Well, why does what you say about hifi matter? You’re not, after all, denying anthropogenic climate change or supporting the anti-vaccination nonsense. Why do I care that some middle-aged photographer has whacky unscientific ideas about hifi? I care for two reasons.

  • You don’t get to pick and choose: in the areas where science works, it works, and if you say it does not work in one area the message is that, well, you get to choose when to believe what it tells you or not based on what you want to be true. That is toxic as it means that people just get to choose what they think is true as suits them, which is the whole problem3.
  • You have a significant audience: people read your blog and some of them are inevitably influenced by what you say.

Finally, why does it matter? It already seems clear that we’re not going to deal with anthropogenic climate change and that the truth-deniers have won: just look at the politics of the last four years. Why should I care that I’m funding a little more of it? Well, that’s true: I think that there is very little hope, and what hope there is left is fading fast. We have perhaps 50 years or so before things get really bad, and far less than that before there is no chance of preventing the catastrophe. Long before that the corrosion of truth will have less serious but still horrible consequences: we are seeing some of them now. The future is not bright.

But there is some hope. Not, perhaps, much hope but there is still some. And I believe that what little I can do I should do to increase the amount of hope, and to decrease the corrosion of truth, in all its forms. And what you are doing is corroding truth. You are only doing it in a small way, but you are doing it. I can only make a difference in a small way, but not supporting TOP is a difference I can make.

This is why I will no longer support TOP financially.


  1. Although it was not clear you knew what a double-blind experiment really was. 
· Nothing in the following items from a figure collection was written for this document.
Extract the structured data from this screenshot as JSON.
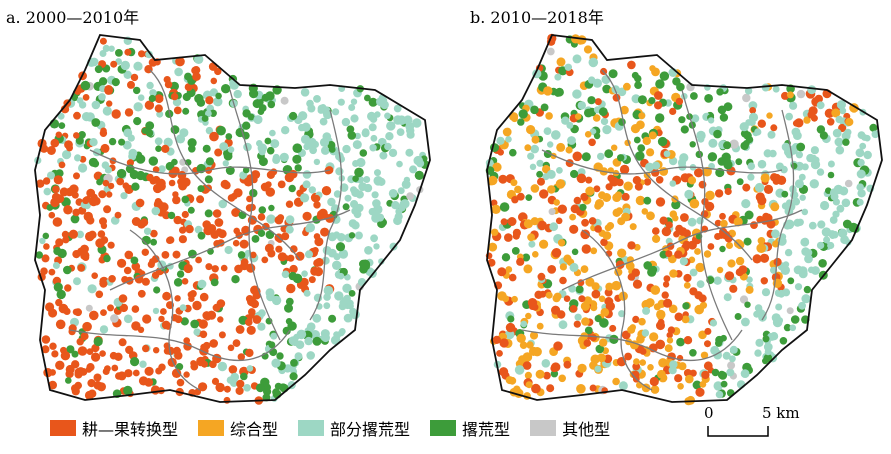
{
  "panels": [
    {
      "id": "a",
      "title": "a. 2000—2010年"
    },
    {
      "id": "b",
      "title": "b. 2010—2018年"
    }
  ],
  "legend": [
    {
      "label": "耕—果转换型",
      "color": "#e8561b"
    },
    {
      "label": "综合型",
      "color": "#f5a623"
    },
    {
      "label": "部分撂荒型",
      "color": "#9dd7c4"
    },
    {
      "label": "撂荒型",
      "color": "#3d9c3a"
    },
    {
      "label": "其他型",
      "color": "#c8c8c8"
    }
  ],
  "scale_bar": {
    "start": "0",
    "end": "5 km"
  }
}
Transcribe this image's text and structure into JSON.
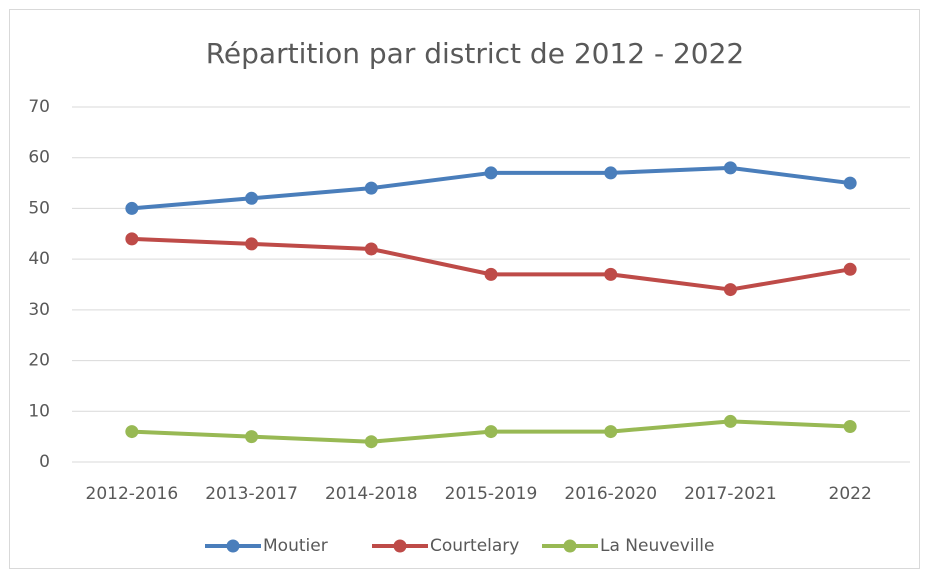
{
  "chart_data": {
    "type": "line",
    "title": "Répartition par district de 2012 - 2022",
    "categories": [
      "2012-2016",
      "2013-2017",
      "2014-2018",
      "2015-2019",
      "2016-2020",
      "2017-2021",
      "2022"
    ],
    "series": [
      {
        "name": "Moutier",
        "color": "#4a7ebb",
        "values": [
          50,
          52,
          54,
          57,
          57,
          58,
          55
        ]
      },
      {
        "name": "Courtelary",
        "color": "#be4b48",
        "values": [
          44,
          43,
          42,
          37,
          37,
          34,
          38
        ]
      },
      {
        "name": "La Neuveville",
        "color": "#98b954",
        "values": [
          6,
          5,
          4,
          6,
          6,
          8,
          7
        ]
      }
    ],
    "ylim": [
      0,
      70
    ],
    "yticks": [
      0,
      10,
      20,
      30,
      40,
      50,
      60,
      70
    ],
    "grid": true,
    "legend": "bottom"
  }
}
  2. Science does not apply everywhere, it should have nothing to say about what makes a great photograph, or what makes good bokeh for instance, in my opinion. For that matter it should have nothing to say about what makes hifi sound good in the cases where distinctions really exist. I like how my valve amplifier sounds, but I don’t pretend I like how it sounds because it is has lower distortion than any reasonable transistor amplifier: I like how it sounds just because it has significant distortion and I like the sound of that distortion. The same is true for records, which I also prefer to CDs, and which also are objectively and measurably far worse in terms of fidelity. 

  3. Note again that I don’t think science is useful for, say, judging photographs as art or cameras or hifi as desirable objects: this is not about that.